Heavy metals, chromates, phosphates, silicates and persistent film-forming materials are typical inhibitors for minimizing corrosion of iron and steel in aqueous solutions. These inhibitors all have a negative environmental impact, such as, toxicity, eutrophication and environmental persistence. Moreover the removal of these materials from the environment requires complicated and expensive processes.
There is a desire and need, therefore, for environmentally friendly (biodegradable) chemistries which provide equal or better carbon dioxide corrosion inhibition in otherwise corrosive aqueous saline environments than presently available inhibitors.
The search for environmentally acceptable carbon dioxide corrosion inhibitors for metal surfaces in contact with aqueous saline environments is well known to those skilled in the art of aqueous corrosion inhibition.
Polyaspartic acid and its salts have previously been shown to inhibit scale formation and possess dispersancy properties for calcium carbonate and phosphate in U.S. Pat. No. 5,152,902 to Koskan et al., and of calcium sulfate and barium sulfate in U.S. Pat. No. 5,116,513 to Koskan et al. These characteristics make polyaspartic acid and its salts desirably compatible with the deposit control chemistries utilized in the oil and gas production industries.
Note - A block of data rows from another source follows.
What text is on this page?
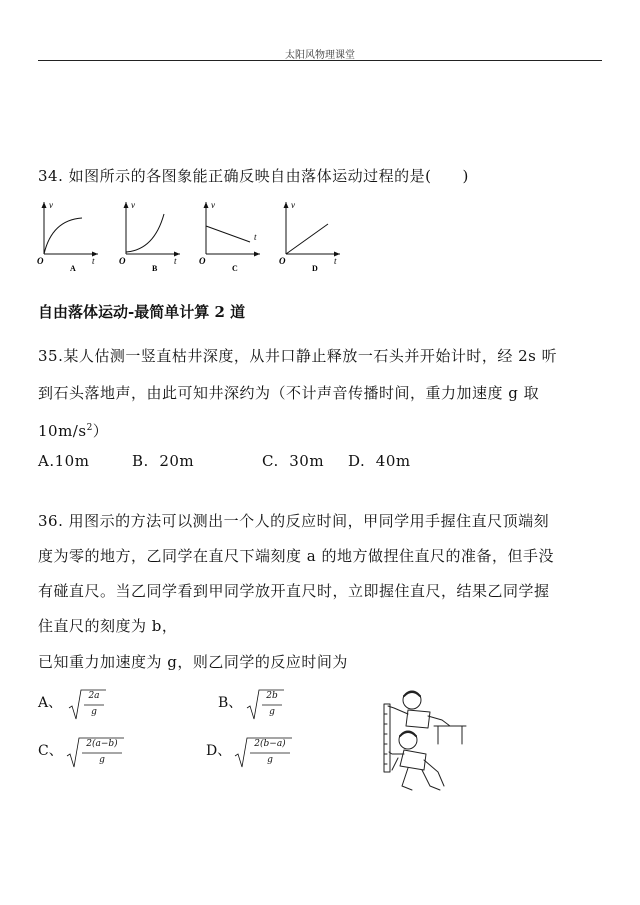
太阳风物理课堂
34. 如图所示的各图象能正确反映自由落体运动过程的是(　　)
v
t
O
A
v
t
O
B
v
t
O
C
v
t
O
D
自由落体运动-最简单计算 2 道
35.某人估测一竖直枯井深度，从井口静止释放一石头并开始计时，经 2s 听
到石头落地声，由此可知井深约为（不计声音传播时间，重力加速度 g 取
$10m/s^2$）
A.10m	B.  20m	C.  30m D.  40m
36. 用图示的方法可以测出一个人的反应时间，甲同学用手握住直尺顶端刻
度为零的地方，乙同学在直尺下端刻度 a 的地方做捏住直尺的准备，但手没
有碰直尺。当乙同学看到甲同学放开直尺时，立即握住直尺，结果乙同学握
住直尺的刻度为 b，
已知重力加速度为 g，则乙同学的反应时间为
A、	2a
g
B、	2b
g
C、	2(a−b)
g
D、	2(b−a)
g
Amino acids, and notably aspartic acid, have generally been found to have little tendency toward effective corrosion inhibition for commercial use. Moreover, aspartic acid is known to be inherently corrosive at slightly alkaline pH conditions, reportedly actually accelerating corrosion at a pH of about 8. Therefore, amino acids, such as aspartic acid, although possessing desirable non-toxic biodegradable properties, generally have been avoided as corrosion inhibitors.
Researchers have reported that thermally produced polyaspartate, a synthetic polypeptide consisting of approximately 20 aspartic acid residues (apparent molecular weight of about 2000 to about 5000) was a mild inhibitor of the corrosion of mild steel coupons exposed to synthetic seawater at pH 8 under static use conditions. However, the maximum inhibition achieved reportedly was less than 30%. See, Little, et al., "Corrosion Inhibition by Polyaspartate," Surface Reactive Peptides and Polymers: Discovery and Commercialization, Sikes and Wheeler (Eds), ACS Symposium Series No. 444(1990); and Mueller et al., "Polypeptide Inhibitors of Steel Corrosion in Sea Water," Paper 274 presented at the NACE Annual Conference and Corrosion Show (1991).
U.S. Pat. No. 4,971,724 to Kalota et al., teaches that aspartic acid and polyaspartic acid demonstrate corrosion inhibiting properties on mild steel coupons in aerated, carbon dioxide-free deionized water under static use conditions providing they are fully ionized at above pH 8.9. However, pitting corrosion remained a concern until above pH 10.
Surprisingly, polyaspartic acid has now been found useful as a carbon dioxide corrosion inhibitor of ferrous metals in an aqueous saline environment that is substantially free of dissolved oxygen.